Land-use competition presents another critical issue. Many areas suitable for PA also serve as strategic reserves for urban expansion, a trend observed in other rapidly urbanizing countries [87]. Water availability further limits sustainability, reinforcing the need to integrate PA expansion with broader watershed and land governance strategies [88].

Barriers to the large-scale adoption of protected agriculture include inadequate greenhouse designs that do not fit local bioclimatic conditions, limited availability of adapted seeds, insufficient technical capacity for greenhouse management, high electricity tariffs, restricted access to credit, and a lack of coordination among government programs and local enterprises [89]. In addition to these technical and economic challenges, sociocultural factors such as the age of farmers, their educational levels, household income, and access to training also influence the likelihood of adoption [90,91,92].

Furthermore, food localization strategies and agricultural extension services can facilitate expansion by promoting self-sufficiency and the sustainability of local food systems. While this study identifies areas that are highly suitable for protected agriculture, it is essential to emphasize that such cultivation remains input intensive and requires careful and inclusive incentivization. With the right combination of public investment, accessible financing, localized innovation, and strategic governance, protected agriculture can be a significant driver of agricultural transformation in Ecuador and the broader Andean region, greatly enhancing national food security, climate resilience, and territorial equity [93,94,95,96].

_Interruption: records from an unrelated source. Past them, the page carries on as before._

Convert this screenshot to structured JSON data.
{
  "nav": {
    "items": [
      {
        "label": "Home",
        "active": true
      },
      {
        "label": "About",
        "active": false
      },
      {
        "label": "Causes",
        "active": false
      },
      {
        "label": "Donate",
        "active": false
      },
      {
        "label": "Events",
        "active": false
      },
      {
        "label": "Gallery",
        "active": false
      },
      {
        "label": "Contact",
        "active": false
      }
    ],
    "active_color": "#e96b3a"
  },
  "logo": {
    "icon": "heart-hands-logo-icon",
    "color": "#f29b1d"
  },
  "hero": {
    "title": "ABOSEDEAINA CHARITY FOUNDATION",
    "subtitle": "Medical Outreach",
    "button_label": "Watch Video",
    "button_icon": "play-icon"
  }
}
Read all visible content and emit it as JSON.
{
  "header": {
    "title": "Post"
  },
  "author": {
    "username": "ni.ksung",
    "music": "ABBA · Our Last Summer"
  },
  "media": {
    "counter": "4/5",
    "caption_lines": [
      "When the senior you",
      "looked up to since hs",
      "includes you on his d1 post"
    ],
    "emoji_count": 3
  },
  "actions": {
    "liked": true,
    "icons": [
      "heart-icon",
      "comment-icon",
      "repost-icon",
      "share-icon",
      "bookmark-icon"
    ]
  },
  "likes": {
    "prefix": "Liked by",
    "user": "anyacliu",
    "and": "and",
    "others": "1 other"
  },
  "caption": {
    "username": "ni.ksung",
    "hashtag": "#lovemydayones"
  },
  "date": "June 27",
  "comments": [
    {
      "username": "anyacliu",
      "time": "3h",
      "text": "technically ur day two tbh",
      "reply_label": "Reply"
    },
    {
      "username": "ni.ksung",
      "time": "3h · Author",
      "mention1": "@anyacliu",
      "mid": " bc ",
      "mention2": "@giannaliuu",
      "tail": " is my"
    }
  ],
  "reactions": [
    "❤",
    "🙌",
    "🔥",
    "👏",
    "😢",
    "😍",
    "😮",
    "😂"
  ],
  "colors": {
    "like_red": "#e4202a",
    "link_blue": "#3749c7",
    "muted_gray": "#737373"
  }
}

The integration of sustainability indicators into land-use planning has been emphasized as a strategy to mitigate climate change [97]. Although the referenced study focuses on forest management using life cycle assessments, it underscores the need for spatially informed strategies, which aligns with our GIS-AHP- and MaxEnt-based analysis of protected agriculture.

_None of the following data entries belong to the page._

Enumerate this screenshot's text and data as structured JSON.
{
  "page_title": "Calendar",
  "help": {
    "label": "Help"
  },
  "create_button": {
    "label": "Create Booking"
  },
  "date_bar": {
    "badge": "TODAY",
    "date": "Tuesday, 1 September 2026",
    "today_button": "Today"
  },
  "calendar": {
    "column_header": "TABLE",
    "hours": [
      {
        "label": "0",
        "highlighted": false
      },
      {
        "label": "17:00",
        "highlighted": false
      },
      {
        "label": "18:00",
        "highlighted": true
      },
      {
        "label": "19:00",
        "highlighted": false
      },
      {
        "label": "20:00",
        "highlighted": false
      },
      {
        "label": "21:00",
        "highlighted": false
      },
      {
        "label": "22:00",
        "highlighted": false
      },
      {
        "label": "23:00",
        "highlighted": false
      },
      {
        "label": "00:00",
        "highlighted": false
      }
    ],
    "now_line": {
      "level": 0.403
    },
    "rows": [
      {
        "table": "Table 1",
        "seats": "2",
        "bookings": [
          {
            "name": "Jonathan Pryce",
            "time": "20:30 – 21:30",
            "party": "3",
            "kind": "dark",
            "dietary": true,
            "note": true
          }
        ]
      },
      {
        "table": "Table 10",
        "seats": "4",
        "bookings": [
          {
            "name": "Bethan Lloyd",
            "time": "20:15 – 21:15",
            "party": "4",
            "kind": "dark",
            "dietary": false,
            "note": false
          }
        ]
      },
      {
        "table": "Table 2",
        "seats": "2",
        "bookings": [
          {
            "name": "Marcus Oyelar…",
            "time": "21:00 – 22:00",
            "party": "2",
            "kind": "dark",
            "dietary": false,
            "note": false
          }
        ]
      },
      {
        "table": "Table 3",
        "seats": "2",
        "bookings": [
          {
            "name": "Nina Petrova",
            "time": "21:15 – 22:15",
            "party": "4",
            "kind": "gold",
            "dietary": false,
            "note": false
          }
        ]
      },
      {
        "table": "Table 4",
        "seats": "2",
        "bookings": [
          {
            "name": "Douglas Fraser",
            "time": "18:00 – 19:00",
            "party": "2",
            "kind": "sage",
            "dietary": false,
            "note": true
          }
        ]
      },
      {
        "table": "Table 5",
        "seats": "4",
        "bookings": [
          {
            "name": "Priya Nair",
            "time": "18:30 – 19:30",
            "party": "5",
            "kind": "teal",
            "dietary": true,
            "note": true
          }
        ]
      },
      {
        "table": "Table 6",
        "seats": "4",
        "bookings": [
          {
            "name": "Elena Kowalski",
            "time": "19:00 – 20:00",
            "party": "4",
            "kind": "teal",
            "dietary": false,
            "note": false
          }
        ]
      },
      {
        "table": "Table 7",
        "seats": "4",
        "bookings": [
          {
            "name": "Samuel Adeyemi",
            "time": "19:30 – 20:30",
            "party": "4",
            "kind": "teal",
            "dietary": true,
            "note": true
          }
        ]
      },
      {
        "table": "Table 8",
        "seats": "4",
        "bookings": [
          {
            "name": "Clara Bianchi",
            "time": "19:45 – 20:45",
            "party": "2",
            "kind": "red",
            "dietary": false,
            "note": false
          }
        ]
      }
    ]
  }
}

A similar method was employed in a previous study that combined the Analytic Hierarchy Process (AHP) with Ordered Weighted Averaging (OWA) to assess the suitability of territorial development based on various decision-making preferences in Ezhou, China [98]. Their research emphasizes that zoning based on sustainability and ecosystem service values can effectively inform land-use planning, thereby supporting the relevance of our GIS-AHP methodology. Although used in a different geographic and agricultural context, this methodology also aims to enhance decision-making by integrating environmental, farming, and infrastructural variables under sustainability criteria.

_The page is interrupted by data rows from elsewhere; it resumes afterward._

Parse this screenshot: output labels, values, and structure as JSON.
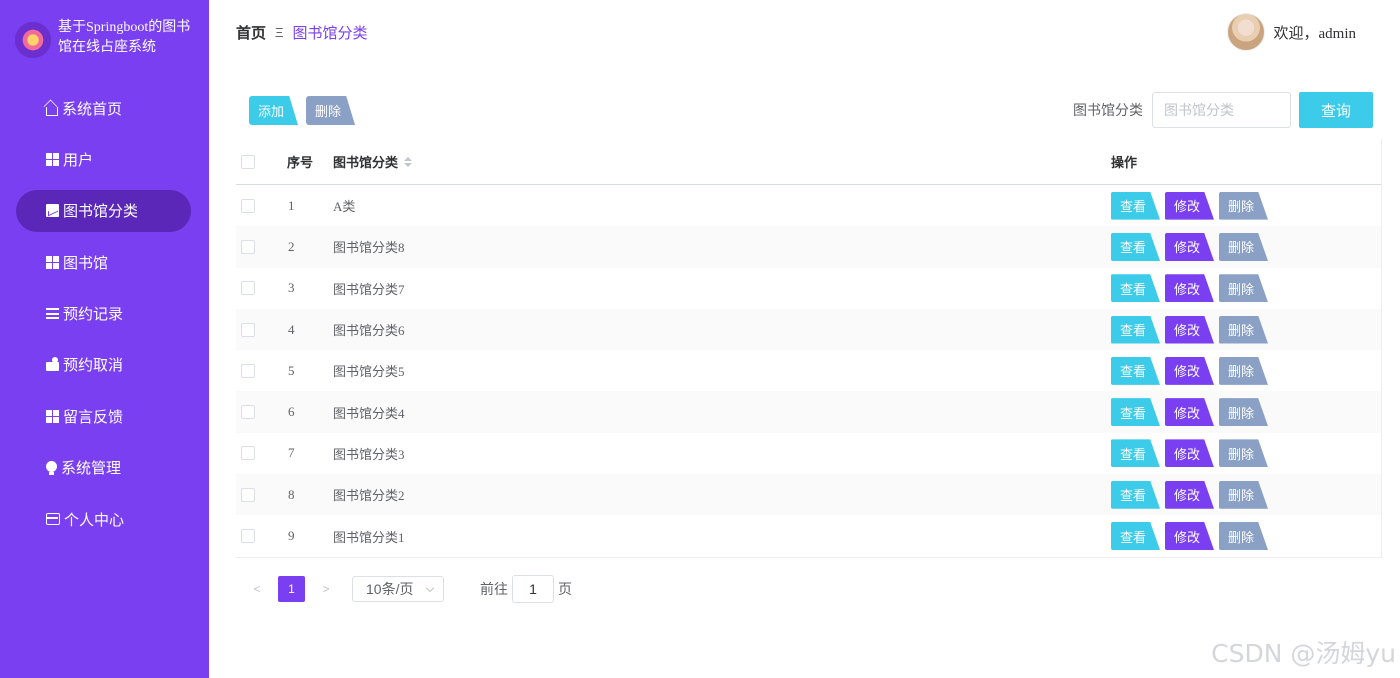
{
  "sidebar": {
    "brand_title": "基于Springboot的图书馆在线占座系统",
    "items": [
      {
        "label": "系统首页",
        "icon": "home-icon"
      },
      {
        "label": "用户",
        "icon": "grid-icon"
      },
      {
        "label": "图书馆分类",
        "icon": "chart-icon",
        "active": true
      },
      {
        "label": "图书馆",
        "icon": "grid-icon"
      },
      {
        "label": "预约记录",
        "icon": "list-icon"
      },
      {
        "label": "预约取消",
        "icon": "cancel-icon"
      },
      {
        "label": "留言反馈",
        "icon": "grid-icon"
      },
      {
        "label": "系统管理",
        "icon": "bulb-icon"
      },
      {
        "label": "个人中心",
        "icon": "card-icon"
      }
    ]
  },
  "header": {
    "breadcrumb_home": "首页",
    "breadcrumb_sep": "Ξ",
    "breadcrumb_current": "图书馆分类",
    "welcome": "欢迎，admin"
  },
  "toolbar": {
    "add_label": "添加",
    "delete_label": "删除"
  },
  "search": {
    "label": "图书馆分类",
    "placeholder": "图书馆分类",
    "button_label": "查询"
  },
  "table": {
    "headers": {
      "index": "序号",
      "name": "图书馆分类",
      "ops": "操作"
    },
    "rows": [
      {
        "index": "1",
        "name": "A类"
      },
      {
        "index": "2",
        "name": "图书馆分类8"
      },
      {
        "index": "3",
        "name": "图书馆分类7"
      },
      {
        "index": "4",
        "name": "图书馆分类6"
      },
      {
        "index": "5",
        "name": "图书馆分类5"
      },
      {
        "index": "6",
        "name": "图书馆分类4"
      },
      {
        "index": "7",
        "name": "图书馆分类3"
      },
      {
        "index": "8",
        "name": "图书馆分类2"
      },
      {
        "index": "9",
        "name": "图书馆分类1"
      }
    ],
    "op_labels": {
      "view": "查看",
      "edit": "修改",
      "delete": "删除"
    }
  },
  "pagination": {
    "prev": "<",
    "next": ">",
    "current_page": "1",
    "page_size": "10条/页",
    "goto_label": "前往",
    "goto_value": "1",
    "goto_suffix": "页"
  },
  "watermark": "CSDN @汤姆yu",
  "colors": {
    "sidebar_bg": "#7a3ff0",
    "active_item_bg": "#5a27b8",
    "accent_cyan": "#3ccbe8",
    "accent_purple": "#7a3ff0",
    "accent_gray": "#8aa0c5"
  }
}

In the AHP model, the weights for the evaluation criteria were determined through expert judgment based on pairwise comparisons. However, other weighting techniques, such as the Delphi method, fuzzy AHP, or group decision-making models, could also be applied. These alternatives allow for more participatory approaches or frameworks that account for uncertainty. Future studies could benefit from incorporating fuzzy logic or ensemble modeling techniques to address uncertainties better and capture the complex, multidimensional aspects of greenhouse site suitability [99].

5. Conclusions

Protected agriculture (PA) presents a promising alternative to traditional open-field farming, with the potential to enhance food security, improve resource efficiency, and support climate change adaptation. This study, conducted in the Andean province of Imbabura, Ecuador, identified areas with high and moderate suitability for the expansion of PA through a comparative analysis of GIS-AHP and MaxEnt modeling approaches.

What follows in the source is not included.